A Stranger in Tibet: The Adventures of a Wandering Zen Monk
- First edition
- Author: Scott Berry
- Genre: Biography/History/Travel
- Publisher: Kodansha International
- Publication date: Hardcover 1989, Paperback 1990
- Media type: Print (Hardcover and paperback)
- Pages: 314
- ISBN: 0-87011-858-7

= A Stranger in Tibet =

Book by Scott Berry

A Stranger in Tibet is the story of Ekai Kawaguchi and his travels in Tibet and Nepal at the turn of the 20th century. Kawaguchi, a Zen Buddhist monk, was the first Japanese explorer to enter Nepal, in 1897, and Tibet, in 1900. His goal was to find ancient copies of sanskrit documents related to Buddhism. Since Tibet was closed to foreigners at that time, Kawaguchi travelled disguised as a Chinese monk. The book is a combination biography, travel book and history of the region, and also explains differences in the beliefs and practices of different schools of Buddhism.
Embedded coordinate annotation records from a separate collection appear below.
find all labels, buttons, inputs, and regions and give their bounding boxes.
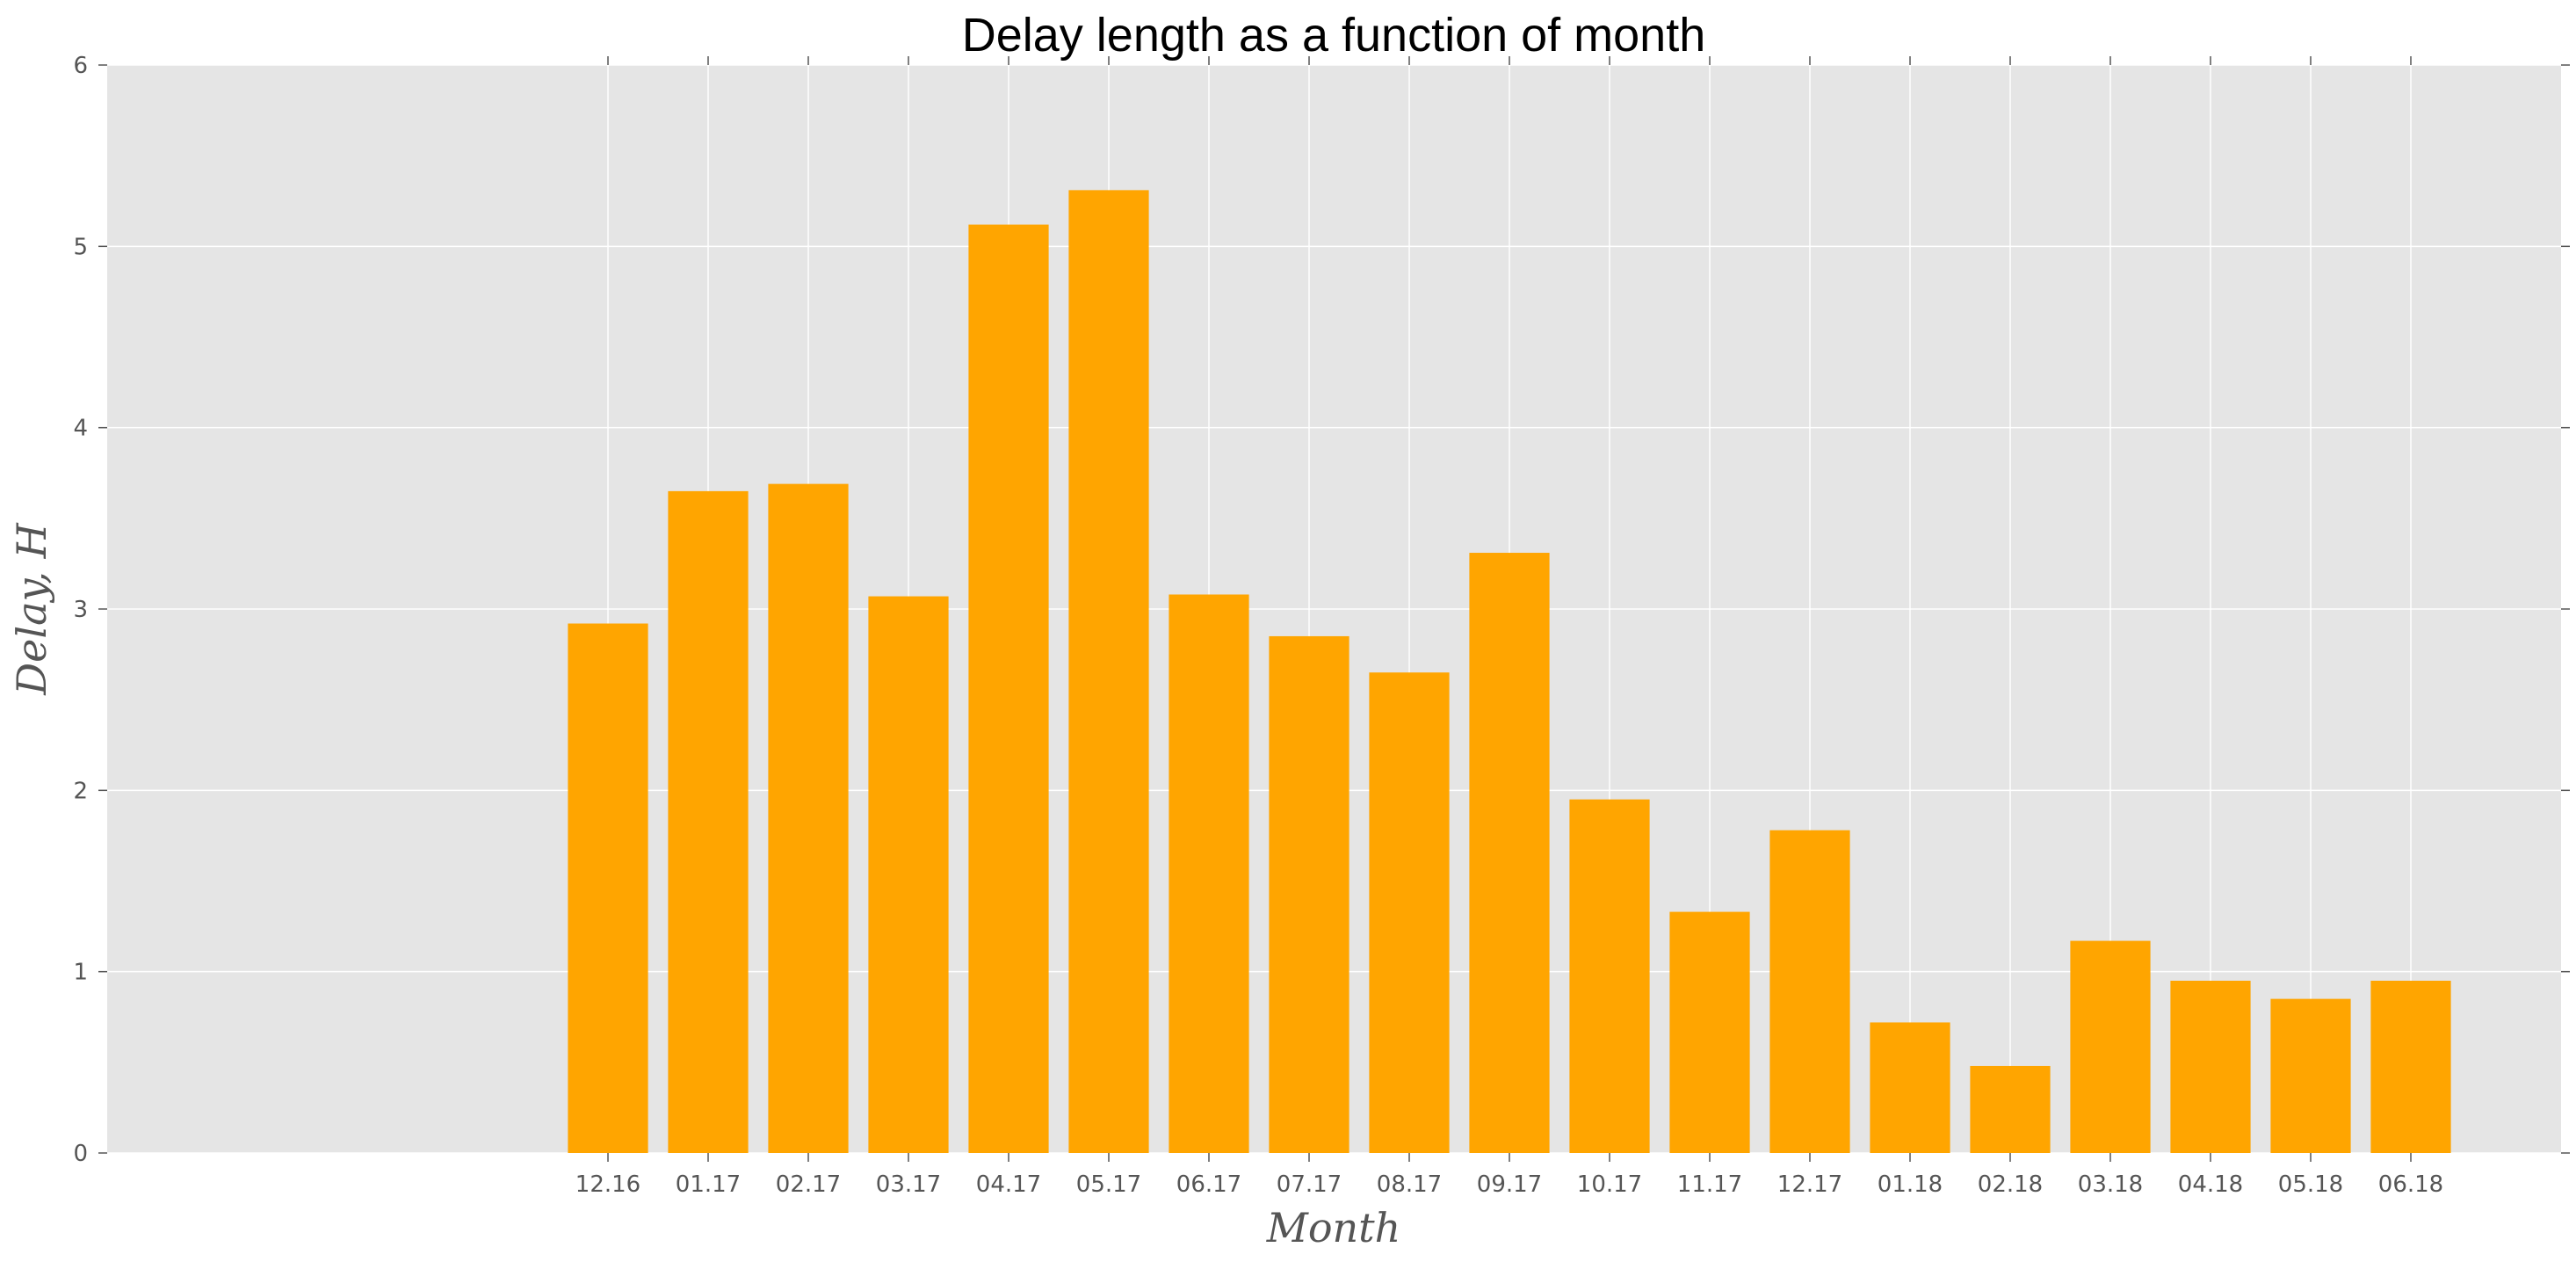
bar [1669, 911, 1750, 1153]
x-tick-label: 12.17 [1777, 1171, 1842, 1198]
bar [1369, 672, 1450, 1153]
x-tick-label: 04.18 [2178, 1171, 2243, 1198]
x-tick-label: 03.17 [876, 1171, 941, 1198]
x-tick-label: 10.17 [1577, 1171, 1642, 1198]
x-tick-label: 02.18 [1978, 1171, 2043, 1198]
y-tick-label: 5 [73, 234, 88, 260]
x-tick-label: 08.17 [1377, 1171, 1442, 1198]
y-tick-label: 6 [73, 53, 88, 79]
x-tick-label: 05.17 [1076, 1171, 1141, 1198]
bar [768, 483, 849, 1153]
bar [868, 596, 949, 1153]
bar [2370, 980, 2451, 1153]
x-axis-label: Month [1266, 1204, 1401, 1251]
bar [1269, 635, 1350, 1153]
x-tick-label: 05.18 [2278, 1171, 2343, 1198]
bar [2170, 980, 2251, 1153]
y-tick-label: 2 [73, 778, 88, 804]
bar [2070, 940, 2151, 1153]
bar [1769, 830, 1850, 1153]
y-tick-label: 1 [73, 960, 88, 986]
bar [668, 490, 749, 1153]
bar [2270, 998, 2351, 1153]
y-tick-label: 0 [73, 1141, 88, 1167]
y-axis-label: Delay, H [8, 522, 55, 695]
x-tick-label: 01.18 [1878, 1171, 1943, 1198]
x-tick-labels: 12.16 01.17 02.17 03.17 04.17 05.17 06.17 07.17… [575, 1171, 2443, 1198]
bar [1068, 190, 1149, 1153]
bar [568, 623, 648, 1153]
x-tick-label: 02.17 [776, 1171, 841, 1198]
x-tick-label: 06.17 [1176, 1171, 1241, 1198]
x-tick-label: 04.17 [976, 1171, 1041, 1198]
bar [1569, 799, 1650, 1153]
bar [1469, 553, 1550, 1153]
bar [1970, 1065, 2051, 1153]
x-tick-label: 01.17 [676, 1171, 741, 1198]
x-tick-label: 12.16 [575, 1171, 640, 1198]
x-tick-label: 07.17 [1277, 1171, 1342, 1198]
y-tick-labels: 0 1 2 3 4 5 6 [73, 53, 88, 1167]
bar [968, 224, 1049, 1153]
x-tick-label: 03.18 [2078, 1171, 2143, 1198]
x-tick-label: 11.17 [1677, 1171, 1742, 1198]
y-tick-label: 3 [73, 597, 88, 623]
tick-marks [98, 56, 2570, 1162]
chart-title: Delay length as a function of month [962, 9, 1706, 62]
x-tick-label: 06.18 [2378, 1171, 2443, 1198]
bar [1169, 594, 1249, 1153]
bars [568, 190, 2451, 1153]
bar [1870, 1022, 1950, 1153]
x-tick-label: 09.17 [1477, 1171, 1542, 1198]
y-tick-label: 4 [73, 416, 88, 442]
"...ultimately, Zen came to represent the antithesis of Tantric Buddhism with its elaborate secret doctrines and equally complex artistic tradition. Tantric Buddhists tend to offer great respect to images and paintings, while a Zen master once made a point of burning a statue of the Buddha to keep warm. As much as Kawaguchi might at times disagree with certain aspects of Zen, particularly its aversion to book learning, the very fact that he came from a tradition so far removed from Tibet's Tantrism seemed to put him on a collision course with that country right from the beginning."